I began a new research partnership this week! It is about Brazilian Cliometrics, on which my lead is Renato Colistete, and he has an interesting blog, with a lot of references to historical data beyond the usual World Bank and other mainstream datasets that only have resolution for developed countries and post-WW2.

We had an long talk on this Wednesday, and it was clear that the topic has a lot of issues which are both technically challenging in an multidisciplinary fashion as well as there is a lot of results that could be game-changing when it comes to our understanding of our history.

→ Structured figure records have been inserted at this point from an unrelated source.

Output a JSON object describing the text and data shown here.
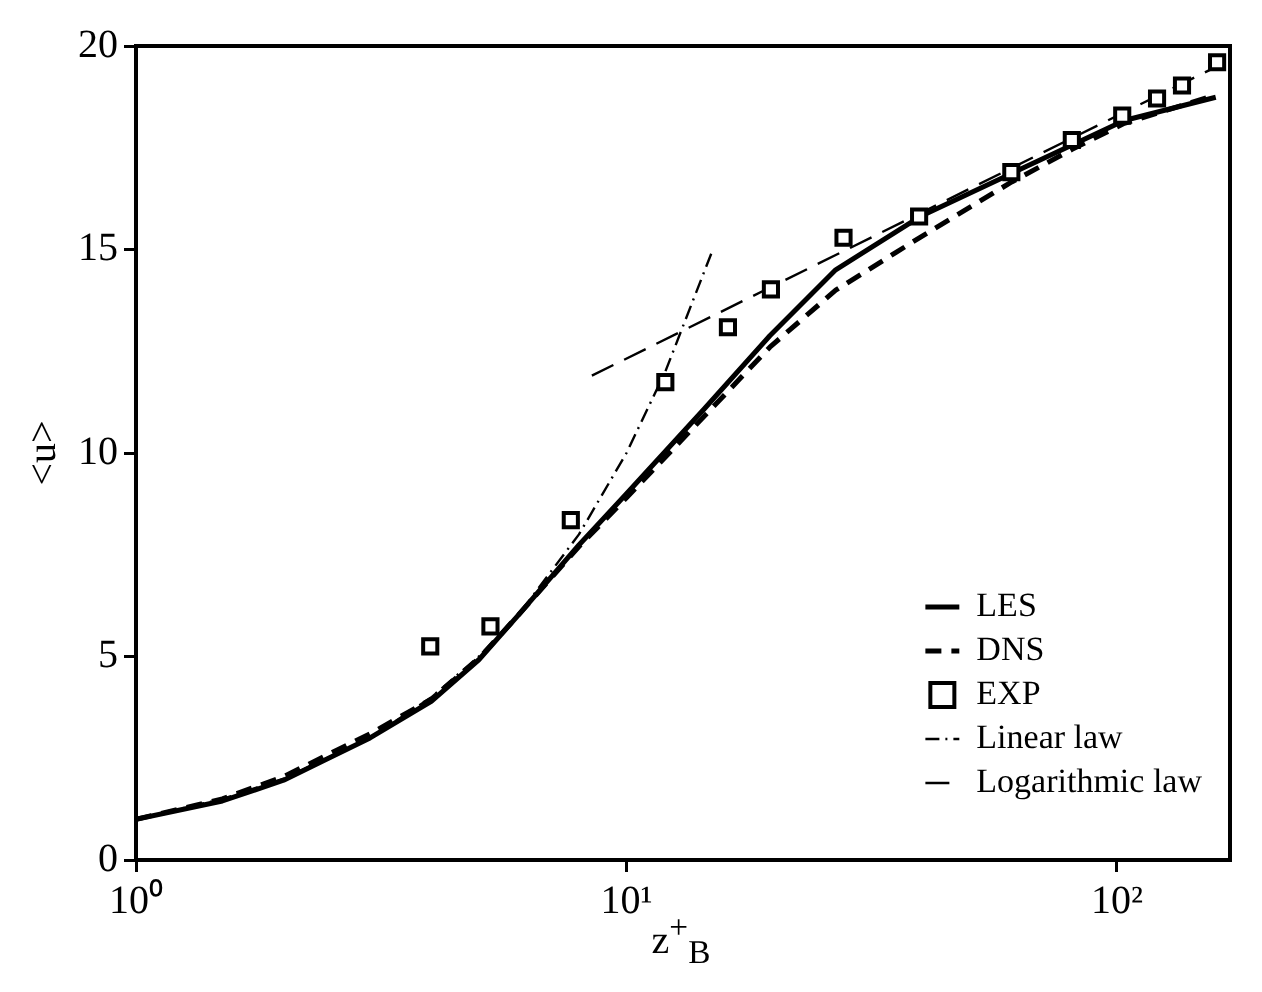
{
  "chart_data": {
    "type": "line",
    "xlabel": "z$^{+}$$_{B}$",
    "ylabel": "<u>",
    "log": "x",
    "xlim": [
      1,
      170
    ],
    "xticks": [
      {
        "value": 1,
        "label": "10⁰"
      },
      {
        "value": 10,
        "label": "10¹"
      },
      {
        "value": 100,
        "label": "10²"
      }
    ],
    "ylim": [
      0,
      20
    ],
    "yticks": [
      0,
      5,
      10,
      15,
      20
    ],
    "grid": false,
    "legend": "bottom right",
    "series": [
      {
        "name": "LES",
        "type": "line",
        "color": "#000000",
        "line_style": "solid",
        "marker": "none",
        "x": [
          1,
          1.5,
          2,
          3,
          4,
          5,
          6,
          8,
          10,
          14.4,
          19.6,
          26.7,
          39.7,
          61,
          81,
          103.5,
          159
        ],
        "values": [
          1.0,
          1.45,
          1.96,
          3.0,
          3.9,
          4.92,
          6.0,
          7.74,
          9.0,
          11.08,
          12.88,
          14.5,
          15.81,
          16.87,
          17.57,
          18.17,
          18.74
        ]
      },
      {
        "name": "DNS",
        "type": "line",
        "color": "#000000",
        "line_style": "dashed",
        "marker": "none",
        "x": [
          1,
          1.5,
          2,
          3,
          4,
          5,
          6,
          8,
          10,
          14.4,
          19.6,
          26.7,
          39.7,
          61,
          81,
          103.5,
          159
        ],
        "values": [
          1.0,
          1.5,
          2.05,
          3.1,
          3.95,
          4.95,
          6.0,
          7.7,
          8.9,
          10.9,
          12.6,
          14.0,
          15.3,
          16.66,
          17.46,
          18.1,
          18.8
        ]
      },
      {
        "name": "EXP",
        "type": "scatter",
        "color": "#000000",
        "marker": "square",
        "x": [
          3.98,
          5.28,
          7.7,
          12.0,
          16.1,
          19.7,
          27.7,
          39.5,
          60.9,
          80.9,
          102.5,
          120.7,
          135.7,
          160
        ],
        "values": [
          5.25,
          5.74,
          8.35,
          11.74,
          13.09,
          14.02,
          15.29,
          15.81,
          16.9,
          17.69,
          18.29,
          18.71,
          19.03,
          19.6
        ]
      },
      {
        "name": "Linear law",
        "type": "line",
        "color": "#000000",
        "line_style": "dashdot",
        "marker": "none",
        "x": [
          1,
          1.5,
          2,
          3,
          4,
          5,
          6,
          8,
          10,
          12,
          15
        ],
        "values": [
          1,
          1.5,
          2,
          3,
          4,
          5,
          6,
          8,
          10,
          12,
          15
        ]
      },
      {
        "name": "Logarithmic law",
        "type": "line",
        "color": "#000000",
        "line_style": "longdash",
        "marker": "none",
        "x": [
          8.5,
          160
        ],
        "values": [
          11.9,
          19.5
        ]
      }
    ]
  }
}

The motivation for this collaboration is a lot related with my old desire of developing research associated with the new area of Cliodynamics, on which one of the most influential figures is Peter Turchin. Those who know me closely knows how his research program has been influential in shaping my worldview and for what we need in science in order to have an truly sustainable society, in an holistic and systemic view.

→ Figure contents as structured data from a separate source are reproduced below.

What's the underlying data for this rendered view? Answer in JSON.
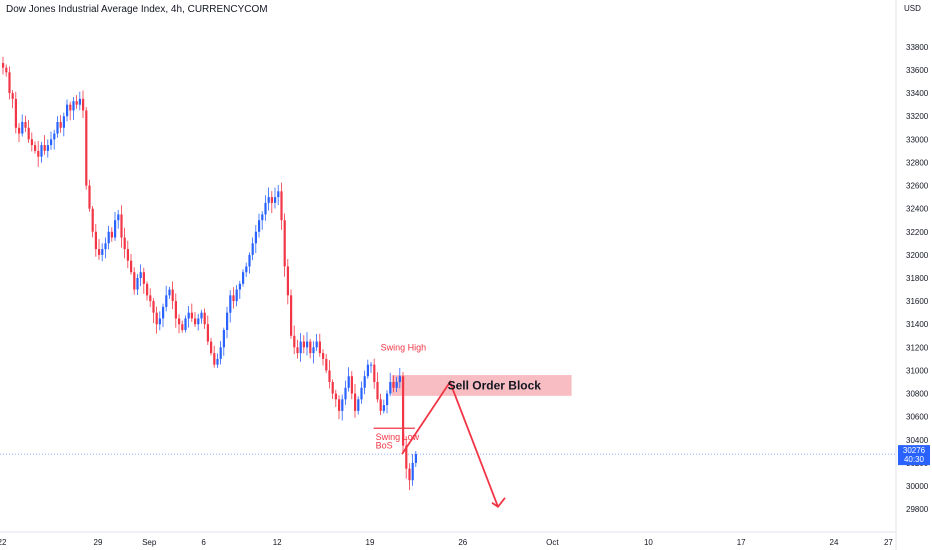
{
  "header": {
    "title": "Dow Jones Industrial Average Index, 4h, CURRENCYCOM"
  },
  "price_scale": {
    "currency": "USD",
    "last_price": "30276",
    "countdown": "40:30"
  },
  "colors": {
    "up": "#2962ff",
    "down": "#f23645",
    "block": "#f7b2b7",
    "grid": "#e0e3eb",
    "tag": "#2962ff"
  },
  "annotations": {
    "swing_high": "Swing High",
    "swing_low": "Swing Low",
    "bos": "BoS",
    "sell_order_block": "Sell Order Block"
  },
  "chart_data": {
    "type": "candlestick",
    "title": "Dow Jones Industrial Average Index, 4h, CURRENCYCOM",
    "ylabel": "USD",
    "ylim": [
      29700,
      34000
    ],
    "y_ticks": [
      29800,
      30000,
      30200,
      30400,
      30600,
      30800,
      31000,
      31200,
      31400,
      31600,
      31800,
      32000,
      32200,
      32400,
      32600,
      32800,
      33000,
      33200,
      33400,
      33600,
      33800
    ],
    "x_ticks": [
      {
        "label": "22",
        "index": 0
      },
      {
        "label": "29",
        "index": 30
      },
      {
        "label": "Sep",
        "index": 46
      },
      {
        "label": "6",
        "index": 63
      },
      {
        "label": "12",
        "index": 86
      },
      {
        "label": "19",
        "index": 115
      },
      {
        "label": "26",
        "index": 144
      },
      {
        "label": "Oct",
        "index": 172
      },
      {
        "label": "10",
        "index": 202
      },
      {
        "label": "17",
        "index": 231
      },
      {
        "label": "24",
        "index": 260
      },
      {
        "label": "27",
        "index": 277
      }
    ],
    "closes": [
      33620,
      33580,
      33400,
      33350,
      33100,
      33050,
      33150,
      33100,
      33000,
      32950,
      32900,
      32850,
      32950,
      32900,
      32950,
      33000,
      33050,
      33150,
      33100,
      33200,
      33300,
      33250,
      33330,
      33300,
      33350,
      33250,
      32600,
      32400,
      32200,
      32050,
      32000,
      32050,
      32100,
      32200,
      32150,
      32300,
      32350,
      32150,
      32050,
      31950,
      31850,
      31700,
      31800,
      31850,
      31750,
      31650,
      31600,
      31500,
      31400,
      31450,
      31550,
      31650,
      31700,
      31600,
      31450,
      31400,
      31350,
      31450,
      31500,
      31450,
      31400,
      31450,
      31500,
      31400,
      31250,
      31150,
      31050,
      31100,
      31200,
      31350,
      31500,
      31650,
      31600,
      31700,
      31750,
      31850,
      31900,
      32000,
      32100,
      32200,
      32300,
      32350,
      32450,
      32500,
      32450,
      32500,
      32550,
      32300,
      31900,
      31650,
      31300,
      31200,
      31150,
      31250,
      31200,
      31250,
      31150,
      31200,
      31250,
      31150,
      31100,
      31000,
      30900,
      30800,
      30750,
      30650,
      30750,
      30850,
      30950,
      30800,
      30650,
      30750,
      30850,
      30950,
      31050,
      31050,
      30900,
      30750,
      30650,
      30700,
      30800,
      30900,
      30850,
      30900,
      30950,
      30350,
      30150,
      30050,
      30200,
      30276
    ],
    "events": [
      {
        "label": "Swing High",
        "index": 123,
        "price": 31070
      },
      {
        "label": "Swing Low",
        "index": 118,
        "price": 30500
      },
      {
        "label": "BoS",
        "index": 123,
        "price": 30350
      }
    ],
    "sell_order_block": {
      "price_from": 30780,
      "price_to": 30960,
      "start_index": 123,
      "end_index": 178
    },
    "projection": [
      {
        "index": 125,
        "price": 30276
      },
      {
        "index": 140,
        "price": 30900
      },
      {
        "index": 155,
        "price": 29820
      }
    ],
    "grid": false
  }
}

Having said that, the scientific inquire and its related need for falsifiability needs data for advancing or discarding hypothesis and models, and the main issue when testing cliodynamic models is mostly data issues, specially in the Brazilian context, where our readily available historical datasets have an quite short lifespan.

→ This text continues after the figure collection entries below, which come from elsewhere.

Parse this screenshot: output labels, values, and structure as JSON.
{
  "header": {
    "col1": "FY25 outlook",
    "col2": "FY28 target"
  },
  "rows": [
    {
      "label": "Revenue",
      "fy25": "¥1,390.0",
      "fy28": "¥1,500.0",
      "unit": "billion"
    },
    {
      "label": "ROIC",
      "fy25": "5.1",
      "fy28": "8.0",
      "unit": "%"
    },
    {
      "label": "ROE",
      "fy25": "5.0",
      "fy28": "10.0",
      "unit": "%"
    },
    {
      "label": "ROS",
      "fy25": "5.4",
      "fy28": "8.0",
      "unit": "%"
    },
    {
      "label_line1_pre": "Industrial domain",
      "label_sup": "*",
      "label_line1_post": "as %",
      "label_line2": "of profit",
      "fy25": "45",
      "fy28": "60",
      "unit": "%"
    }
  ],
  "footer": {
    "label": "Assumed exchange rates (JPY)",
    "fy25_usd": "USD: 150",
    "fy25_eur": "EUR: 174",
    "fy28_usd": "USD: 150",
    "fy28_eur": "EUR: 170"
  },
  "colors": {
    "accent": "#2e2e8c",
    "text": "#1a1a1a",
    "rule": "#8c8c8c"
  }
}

Renato’s research then is about creating new historical datasets based on digitized and non-digitized archives. His main declared focus is to reconstruct the economical history of Brazil, but as Renato formation as a historian reveals, he has a lot of interest on reconstructing history in an rigorous and bias-free manner - which brings he to investigate the educational and social history in an quantitative manner too.

The sum of Renato’s programme and interests has made me conclude that an partnership with him could bring great dividends to the production of what I believe now that it could be the most meaningful knowledge for our future times, and I’m very happy to find him.

My first homework then is going to analyze the applicability of OCR to some digitized data which contains rich insights into Brazilian history: the Census of 1920 - the first one which contains info about the respondents color and wages. Self-explanatory.

Also, I’m going to do an exploratory study into 19th century Brazilians newspapers when it comes to word frequency. This kind of analysis is used a lot for extracting the “sentiment of the epoch”.